SPEAKER_00Just to close it up, is there anything that you also wanted to mention, maybe for people listening to this podcast, something that we didn't talk about?
SPEAKER_02I mean, we we talk about a lot of things, but I just want to remind uh everyone that we all have a different path and that uh uh we should not give up. When we have a dream, when we believe in something, uh we should not give up. If at one moment it's time to move another direction or you realize you're not happy anymore in the path you choose, there's always time to find something else, to move another direction. And that's what his birthday. Uh I was miserable because I saw that I didn't have any future outside of acting because I didn't know how to do anything else. I had no idea what I would do next, and well, apparently I'm capable of other things than acting, and I'm good at it.
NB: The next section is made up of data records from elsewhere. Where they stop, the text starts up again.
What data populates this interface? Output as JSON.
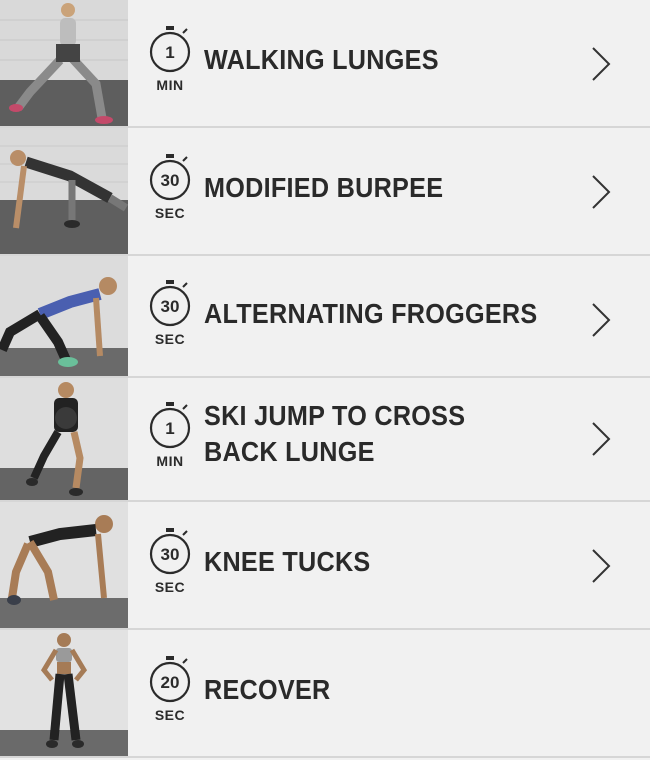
{
  "exercises": [
    {
      "name": "WALKING LUNGES",
      "name_line2": "",
      "duration": "1",
      "unit": "MIN",
      "has_chevron": true
    },
    {
      "name": "MODIFIED BURPEE",
      "name_line2": "",
      "duration": "30",
      "unit": "SEC",
      "has_chevron": true
    },
    {
      "name": "ALTERNATING FROGGERS",
      "name_line2": "",
      "duration": "30",
      "unit": "SEC",
      "has_chevron": true
    },
    {
      "name": "SKI JUMP TO CROSS",
      "name_line2": "BACK LUNGE",
      "duration": "1",
      "unit": "MIN",
      "has_chevron": true
    },
    {
      "name": "KNEE TUCKS",
      "name_line2": "",
      "duration": "30",
      "unit": "SEC",
      "has_chevron": true
    },
    {
      "name": "RECOVER",
      "name_line2": "",
      "duration": "20",
      "unit": "SEC",
      "has_chevron": false
    }
  ],
  "colors": {
    "background": "#f1f1f1",
    "divider": "#d6d6d6",
    "text": "#2a2a2a"
  },
  "icons": {
    "timer": "stopwatch-icon",
    "chevron": "chevron-right-icon"
  }
}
So please always believe that. And I I want to close with what my dad told me when I turned 40. My dad has uh had a brilliant career in the university filled in uh in law. So his big brain and beautiful career. And when I turned 40, I was just like um a server, not working as an actress, nothing, feeling miserable. And he told me, uh, you know, Nina, I'm so excited you're finally turning 40, you'll see it's gonna be wonderful. And most of the people really realize themselves after 40. So yeah.
SPEAKER_01That's nice. Uh only seven years to go for me. It can happen before, but what I mean is like we have different lives in one life, and it's beautiful to enjoy all of those lives.
SPEAKER_00Yeah, I love that. That is a really nice closing um statement. Um yeah, and I feel like you also explained my internal struggle that I had for a very long time so well that it's a lot of pressure to not give up. But then when that shift happens naturally, like both can be true. It doesn't have to be one thing or the other, and I think that's very beautiful. Thank you so much for your words and opening up. It was um a really inspiring conversation, and maybe this is getting me out of my rut. Yes, thank you.